Each base station services all the mobile stations within the cell surrounding the base station with desirable radio frequency (RF) signal strength. As used herein, "mobile station" is defined to include portable cellular telephones, automobile telephones, laptop and palmtop computers, personal digital assistant (PDA) equipment with wireless modems, TDMA and CDMA transceivers, pagers, and other, perhaps larger, voice and data communicating devices. The base station in each cell has a certain fixed number of radio communication channels which it can assign to calls in progress within that cell. A mobile station ordinarily communicates with the base station in the cell in which it is located over one of these radio communication channels.
The individual cells tile the entire geographical service area, but the tiling is not exact and neighboring cells overlap to form handoff regions. According to conventional practice, when a mobile station crosses the boundary of the current cell and moves into another cell while transmitting information, a communication path must be established with a new base station located in the new cell.
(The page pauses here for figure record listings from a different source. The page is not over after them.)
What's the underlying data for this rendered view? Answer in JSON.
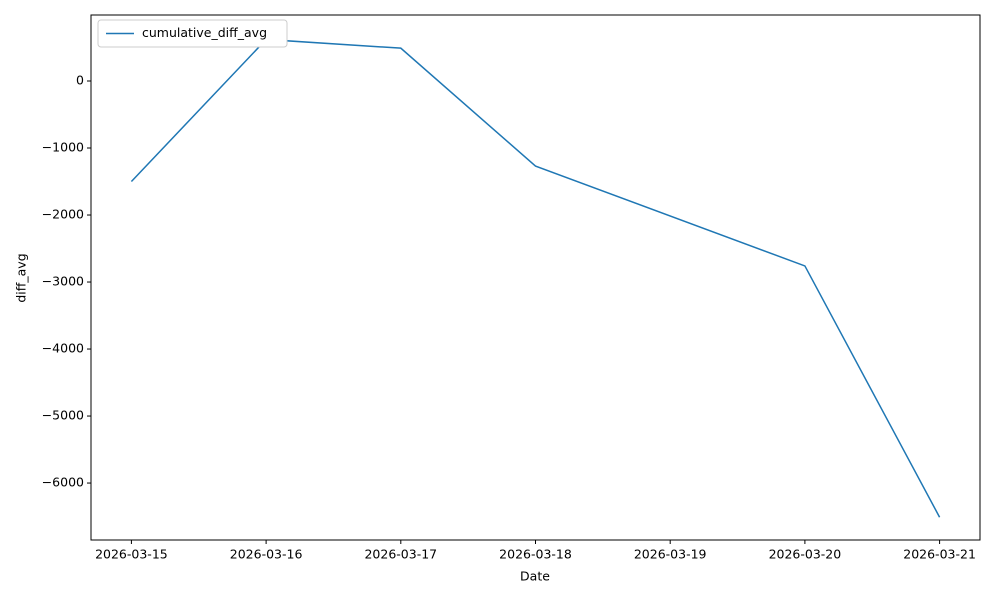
{
  "chart_data": {
    "type": "line",
    "x_label": "Date",
    "y_label": "diff_avg",
    "x": [
      "2026-03-15",
      "2026-03-16",
      "2026-03-17",
      "2026-03-18",
      "2026-03-20",
      "2026-03-21"
    ],
    "series": [
      {
        "name": "cumulative_diff_avg",
        "color": "#1f77b4",
        "values": [
          -1500,
          620,
          490,
          -1270,
          -2760,
          -6510
        ]
      }
    ],
    "xlim": [
      "2026-03-14T16:48",
      "2026-03-21T07:12"
    ],
    "xticks": [
      "2026-03-15",
      "2026-03-16",
      "2026-03-17",
      "2026-03-18",
      "2026-03-19",
      "2026-03-20",
      "2026-03-21"
    ],
    "ylim": [
      -6850,
      985
    ],
    "yticks": [
      {
        "value": -6000,
        "label": "−6000"
      },
      {
        "value": -5000,
        "label": "−5000"
      },
      {
        "value": -4000,
        "label": "−4000"
      },
      {
        "value": -3000,
        "label": "−3000"
      },
      {
        "value": -2000,
        "label": "−2000"
      },
      {
        "value": -1000,
        "label": "−1000"
      },
      0
    ],
    "legend": "upper left",
    "grid": false
  }
}
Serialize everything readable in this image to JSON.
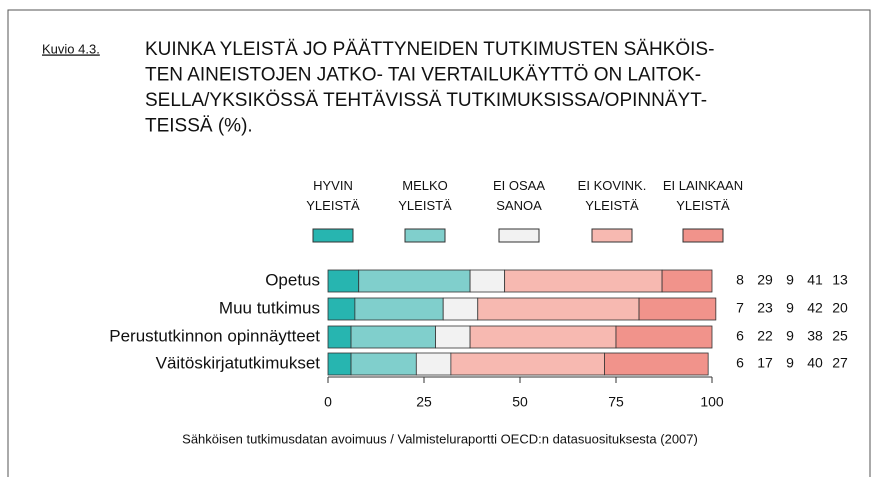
{
  "chart_data": {
    "type": "stacked_barh",
    "figure_label": "Kuvio 4.3.",
    "title": [
      "KUINKA YLEISTÄ JO PÄÄTTYNEIDEN TUTKIMUSTEN SÄHKÖIS-",
      "TEN AINEISTOJEN JATKO- TAI VERTAILUKÄYTTÖ ON LAITOK-",
      "SELLA/YKSIKÖSSÄ TEHTÄVISSÄ TUTKIMUKSISSA/OPINNÄYT-",
      "TEISSÄ (%)."
    ],
    "categories": [
      "Opetus",
      "Muu tutkimus",
      "Perustutkinnon opinnäytteet",
      "Väitöskirjatutkimukset"
    ],
    "series": [
      {
        "name": "HYVIN YLEISTÄ",
        "color": "#27b5b0",
        "values": [
          8,
          7,
          6,
          6
        ]
      },
      {
        "name": "MELKO YLEISTÄ",
        "color": "#80cfcc",
        "values": [
          29,
          23,
          22,
          17
        ]
      },
      {
        "name": "EI OSAA SANOA",
        "color": "#f2f2f2",
        "values": [
          9,
          9,
          9,
          9
        ]
      },
      {
        "name": "EI KOVINK. YLEISTÄ",
        "color": "#f7b9b1",
        "values": [
          41,
          42,
          38,
          40
        ]
      },
      {
        "name": "EI LAINKAAN YLEISTÄ",
        "color": "#f1938b",
        "values": [
          13,
          20,
          25,
          27
        ]
      }
    ],
    "xlim": [
      0,
      100
    ],
    "xticks": [
      0,
      25,
      50,
      75,
      100
    ],
    "source": "Sähköisen tutkimusdatan avoimuus / Valmisteluraportti OECD:n datasuosituksesta (2007)"
  }
}
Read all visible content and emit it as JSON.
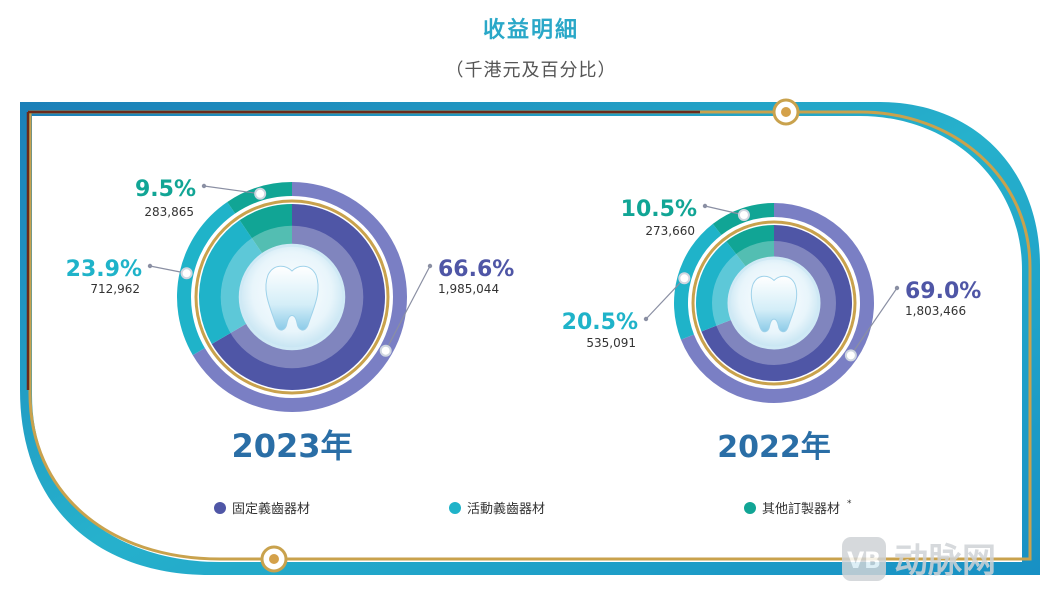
{
  "header": {
    "title": "收益明細",
    "subtitle": "（千港元及百分比）"
  },
  "colors": {
    "fixed": "#4f56a6",
    "removable": "#1fb3c9",
    "other": "#11a595",
    "outer_ring": "#7a7fc4",
    "gold": "#c9a24d",
    "frame_teal": "#1fa2c8",
    "frame_brown": "#6b2a1a"
  },
  "chart_data": [
    {
      "type": "pie",
      "year_label": "2023年",
      "series": [
        {
          "name": "固定義齒器材",
          "percent_label": "66.6%",
          "value_label": "1,985,044",
          "value": 1985044,
          "percent": 66.6
        },
        {
          "name": "活動義齒器材",
          "percent_label": "23.9%",
          "value_label": "712,962",
          "value": 712962,
          "percent": 23.9
        },
        {
          "name": "其他訂製器材",
          "percent_label": "9.5%",
          "value_label": "283,865",
          "value": 283865,
          "percent": 9.5
        }
      ]
    },
    {
      "type": "pie",
      "year_label": "2022年",
      "series": [
        {
          "name": "固定義齒器材",
          "percent_label": "69.0%",
          "value_label": "1,803,466",
          "value": 1803466,
          "percent": 69.0
        },
        {
          "name": "活動義齒器材",
          "percent_label": "20.5%",
          "value_label": "535,091",
          "value": 535091,
          "percent": 20.5
        },
        {
          "name": "其他訂製器材",
          "percent_label": "10.5%",
          "value_label": "273,660",
          "value": 273660,
          "percent": 10.5
        }
      ]
    }
  ],
  "legend": [
    {
      "label": "固定義齒器材",
      "color": "#4f56a6"
    },
    {
      "label": "活動義齒器材",
      "color": "#1fb3c9"
    },
    {
      "label": "其他訂製器材",
      "color": "#11a595",
      "note": "*"
    }
  ],
  "watermark": {
    "text": "动脉网"
  }
}
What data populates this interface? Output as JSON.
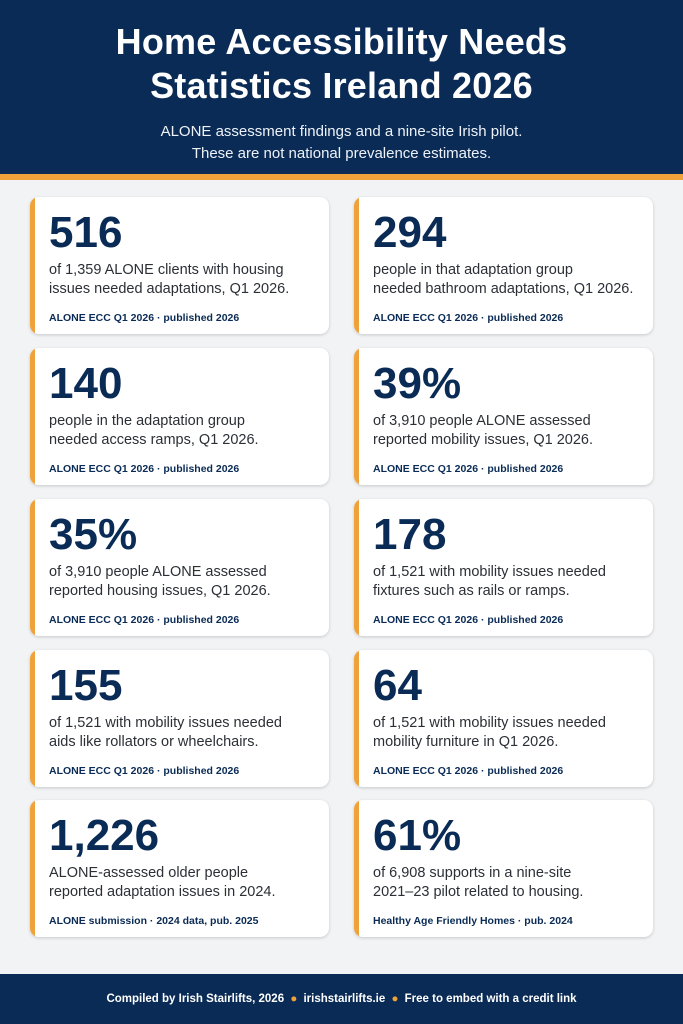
{
  "header": {
    "title_line1": "Home Accessibility Needs",
    "title_line2": "Statistics Ireland 2026",
    "subtitle_line1": "ALONE assessment findings and a nine-site Irish pilot.",
    "subtitle_line2": "These are not national prevalence estimates."
  },
  "cards": [
    {
      "stat": "516",
      "desc_line1": "of 1,359 ALONE clients with housing",
      "desc_line2": "issues needed adaptations, Q1 2026.",
      "source": "ALONE ECC Q1 2026 · published 2026"
    },
    {
      "stat": "294",
      "desc_line1": "people in that adaptation group",
      "desc_line2": "needed bathroom adaptations, Q1 2026.",
      "source": "ALONE ECC Q1 2026 · published 2026"
    },
    {
      "stat": "140",
      "desc_line1": "people in the adaptation group",
      "desc_line2": "needed access ramps, Q1 2026.",
      "source": "ALONE ECC Q1 2026 · published 2026"
    },
    {
      "stat": "39%",
      "desc_line1": "of 3,910 people ALONE assessed",
      "desc_line2": "reported mobility issues, Q1 2026.",
      "source": "ALONE ECC Q1 2026 · published 2026"
    },
    {
      "stat": "35%",
      "desc_line1": "of 3,910 people ALONE assessed",
      "desc_line2": "reported housing issues, Q1 2026.",
      "source": "ALONE ECC Q1 2026 · published 2026"
    },
    {
      "stat": "178",
      "desc_line1": "of 1,521 with mobility issues needed",
      "desc_line2": "fixtures such as rails or ramps.",
      "source": "ALONE ECC Q1 2026 · published 2026"
    },
    {
      "stat": "155",
      "desc_line1": "of 1,521 with mobility issues needed",
      "desc_line2": "aids like rollators or wheelchairs.",
      "source": "ALONE ECC Q1 2026 · published 2026"
    },
    {
      "stat": "64",
      "desc_line1": "of 1,521 with mobility issues needed",
      "desc_line2": "mobility furniture in Q1 2026.",
      "source": "ALONE ECC Q1 2026 · published 2026"
    },
    {
      "stat": "1,226",
      "desc_line1": "ALONE-assessed older people",
      "desc_line2": "reported adaptation issues in 2024.",
      "source": "ALONE submission · 2024 data, pub. 2025"
    },
    {
      "stat": "61%",
      "desc_line1": "of 6,908 supports in a nine-site",
      "desc_line2": "2021–23 pilot related to housing.",
      "source": "Healthy Age Friendly Homes · pub. 2024"
    }
  ],
  "footer": {
    "part1": "Compiled by Irish Stairlifts, 2026",
    "part2": "irishstairlifts.ie",
    "part3": "Free to embed with a credit link",
    "separator": "●"
  },
  "colors": {
    "navy": "#0a2b55",
    "accent_orange": "#f0a23a",
    "background": "#f2f3f5"
  }
}
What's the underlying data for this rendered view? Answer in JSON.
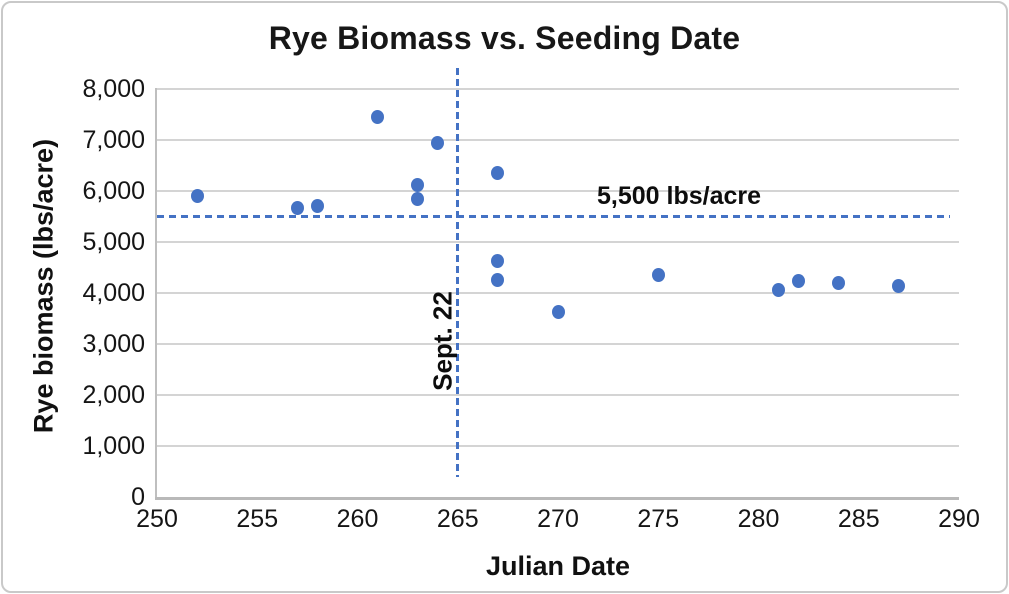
{
  "chart_data": {
    "type": "scatter",
    "title": "Rye Biomass vs. Seeding Date",
    "xlabel": "Julian Date",
    "ylabel": "Rye biomass (lbs/acre)",
    "xlim": [
      250,
      290
    ],
    "ylim": [
      0,
      8000
    ],
    "x_ticks": [
      250,
      255,
      260,
      265,
      270,
      275,
      280,
      285,
      290
    ],
    "y_ticks": [
      0,
      1000,
      2000,
      3000,
      4000,
      5000,
      6000,
      7000,
      8000
    ],
    "y_tick_labels": [
      "0",
      "1,000",
      "2,000",
      "3,000",
      "4,000",
      "5,000",
      "6,000",
      "7,000",
      "8,000"
    ],
    "grid": "horizontal",
    "legend": "none",
    "marker_color": "#4472C4",
    "points": [
      {
        "x": 252,
        "y": 5900
      },
      {
        "x": 257,
        "y": 5660
      },
      {
        "x": 258,
        "y": 5700
      },
      {
        "x": 261,
        "y": 7450
      },
      {
        "x": 263,
        "y": 6120
      },
      {
        "x": 263,
        "y": 5840
      },
      {
        "x": 264,
        "y": 6940
      },
      {
        "x": 267,
        "y": 6350
      },
      {
        "x": 267,
        "y": 4620
      },
      {
        "x": 267,
        "y": 4250
      },
      {
        "x": 270,
        "y": 3620
      },
      {
        "x": 275,
        "y": 4350
      },
      {
        "x": 281,
        "y": 4050
      },
      {
        "x": 282,
        "y": 4230
      },
      {
        "x": 284,
        "y": 4190
      },
      {
        "x": 287,
        "y": 4140
      }
    ],
    "reference_lines": [
      {
        "orientation": "horizontal",
        "value": 5500,
        "label": "5,500 lbs/acre",
        "color": "#4472C4",
        "style": "dashed"
      },
      {
        "orientation": "vertical",
        "value": 265,
        "label": "Sept. 22",
        "color": "#4472C4",
        "style": "dashed"
      }
    ]
  }
}
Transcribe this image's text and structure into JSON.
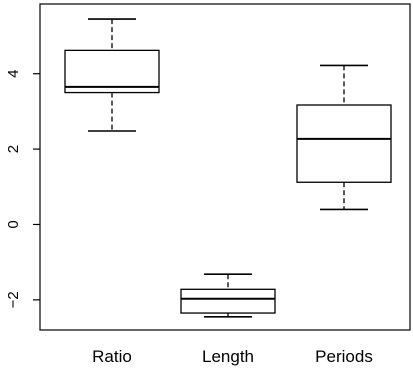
{
  "chart_data": {
    "type": "boxplot",
    "categories": [
      "Ratio",
      "Length",
      "Periods"
    ],
    "series": [
      {
        "label": "Ratio",
        "whisker_low": 2.48,
        "q1": 3.5,
        "median": 3.65,
        "q3": 4.62,
        "whisker_high": 5.45
      },
      {
        "label": "Length",
        "whisker_low": -2.45,
        "q1": -2.35,
        "median": -1.97,
        "q3": -1.72,
        "whisker_high": -1.32
      },
      {
        "label": "Periods",
        "whisker_low": 0.4,
        "q1": 1.12,
        "median": 2.27,
        "q3": 3.17,
        "whisker_high": 4.22
      }
    ],
    "yticks": [
      -2,
      0,
      2,
      4
    ],
    "ylim": [
      -2.8,
      5.85
    ],
    "colors": {
      "line": "#000000",
      "box_fill": "#ffffff"
    },
    "whisker_style": "dashed",
    "grid": false,
    "legend": "none"
  }
}
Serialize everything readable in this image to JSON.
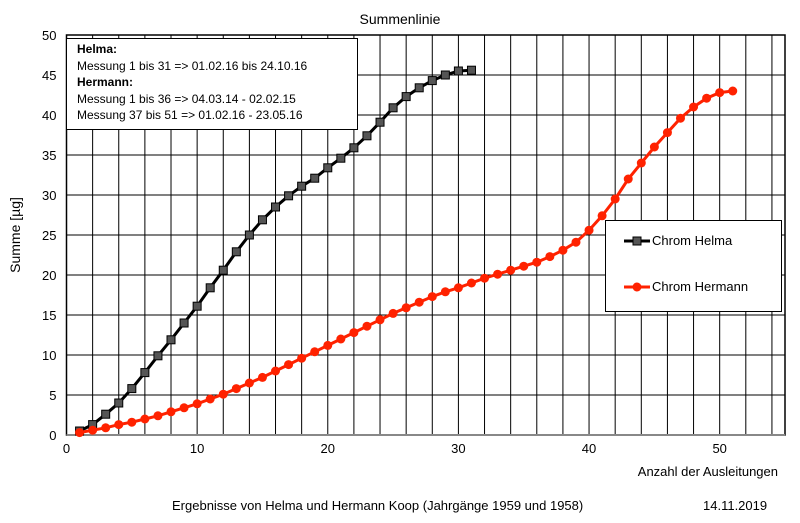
{
  "chart_data": {
    "type": "line",
    "title": "Summenlinie",
    "xlabel": "Anzahl der Ausleitungen",
    "ylabel": "Summe [µg]",
    "xlim": [
      0,
      55
    ],
    "ylim": [
      0,
      50
    ],
    "xticks": [
      0,
      10,
      20,
      30,
      40,
      50
    ],
    "yticks": [
      0,
      5,
      10,
      15,
      20,
      25,
      30,
      35,
      40,
      45,
      50
    ],
    "grid": true,
    "legend_position": "right",
    "series": [
      {
        "name": "Chrom Helma",
        "color": "#000000",
        "marker": "square",
        "x": [
          1,
          2,
          3,
          4,
          5,
          6,
          7,
          8,
          9,
          10,
          11,
          12,
          13,
          14,
          15,
          16,
          17,
          18,
          19,
          20,
          21,
          22,
          23,
          24,
          25,
          26,
          27,
          28,
          29,
          30,
          31
        ],
        "y": [
          0.5,
          1.3,
          2.6,
          4.0,
          5.8,
          7.8,
          9.9,
          11.9,
          14.0,
          16.1,
          18.4,
          20.6,
          22.9,
          25.0,
          26.9,
          28.5,
          29.9,
          31.1,
          32.1,
          33.4,
          34.6,
          35.9,
          37.4,
          39.1,
          40.9,
          42.3,
          43.4,
          44.3,
          45.0,
          45.5,
          45.6
        ]
      },
      {
        "name": "Chrom Hermann",
        "color": "#ff2200",
        "marker": "circle",
        "x": [
          1,
          2,
          3,
          4,
          5,
          6,
          7,
          8,
          9,
          10,
          11,
          12,
          13,
          14,
          15,
          16,
          17,
          18,
          19,
          20,
          21,
          22,
          23,
          24,
          25,
          26,
          27,
          28,
          29,
          30,
          31,
          32,
          33,
          34,
          35,
          36,
          37,
          38,
          39,
          40,
          41,
          42,
          43,
          44,
          45,
          46,
          47,
          48,
          49,
          50,
          51
        ],
        "y": [
          0.3,
          0.6,
          0.9,
          1.3,
          1.6,
          2.0,
          2.4,
          2.9,
          3.4,
          3.9,
          4.5,
          5.1,
          5.8,
          6.5,
          7.2,
          8.0,
          8.8,
          9.6,
          10.4,
          11.2,
          12.0,
          12.8,
          13.6,
          14.4,
          15.2,
          15.9,
          16.6,
          17.3,
          17.9,
          18.4,
          19.0,
          19.6,
          20.1,
          20.6,
          21.1,
          21.6,
          22.3,
          23.1,
          24.1,
          25.6,
          27.4,
          29.5,
          32.0,
          34.0,
          36.0,
          37.8,
          39.6,
          41.0,
          42.1,
          42.8,
          43.0
        ]
      }
    ]
  },
  "annotation": {
    "helma_heading": "Helma:",
    "helma_line": "Messung 1 bis 31 => 01.02.16 bis 24.10.16",
    "hermann_heading": "Hermann:",
    "hermann_line1": "Messung 1 bis 36 => 04.03.14 - 02.02.15",
    "hermann_line2": "Messung 37 bis 51 => 01.02.16 - 23.05.16"
  },
  "footer": {
    "caption": "Ergebnisse von Helma und Hermann Koop (Jahrgänge 1959 und 1958)",
    "date": "14.11.2019"
  }
}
If radio communication channels are not available in the new cell and the mobile station is not able to acquire a new channel in the new cell and relinquish its channel in its old cell before it has crossed over the boundary and moved completely into the new cell, a handoff failure has occurred and the call in progress is aborted. The probability of handoff failure, that is, the probability that a mobile call in progress will be forcibly aborted during a handoff because it could not be allocated a radio communication channel in the new cell, is a major criterion for evaluating the quality of a cellular network system. Accordingly, minimizing the probability of handoff failure is desirable in any cellular network system.
In order to minimize the probability of handoff failures, an effective mobile cellular network ought to continuously decide how best to allocate the limited set of available radio communication channels in a cell to new calls originating within the cell and handoffs that migrate into the cell from neighboring cells. This task is impeded by the inability of the base station located in a cell to handle all the new calls originating within the cell as well as the handoffs that migrate into the cell from neighboring cells. The state of mobile cellular networking could be advanced and the probability of handoff failures and transmission errors could be substantially minimized if there were a better way to handle overloading of a base station with excessive communication with mobile stations and if better warnings that a mobile station will soon enter a new cell were issued to the base station located in and associated with the new cell.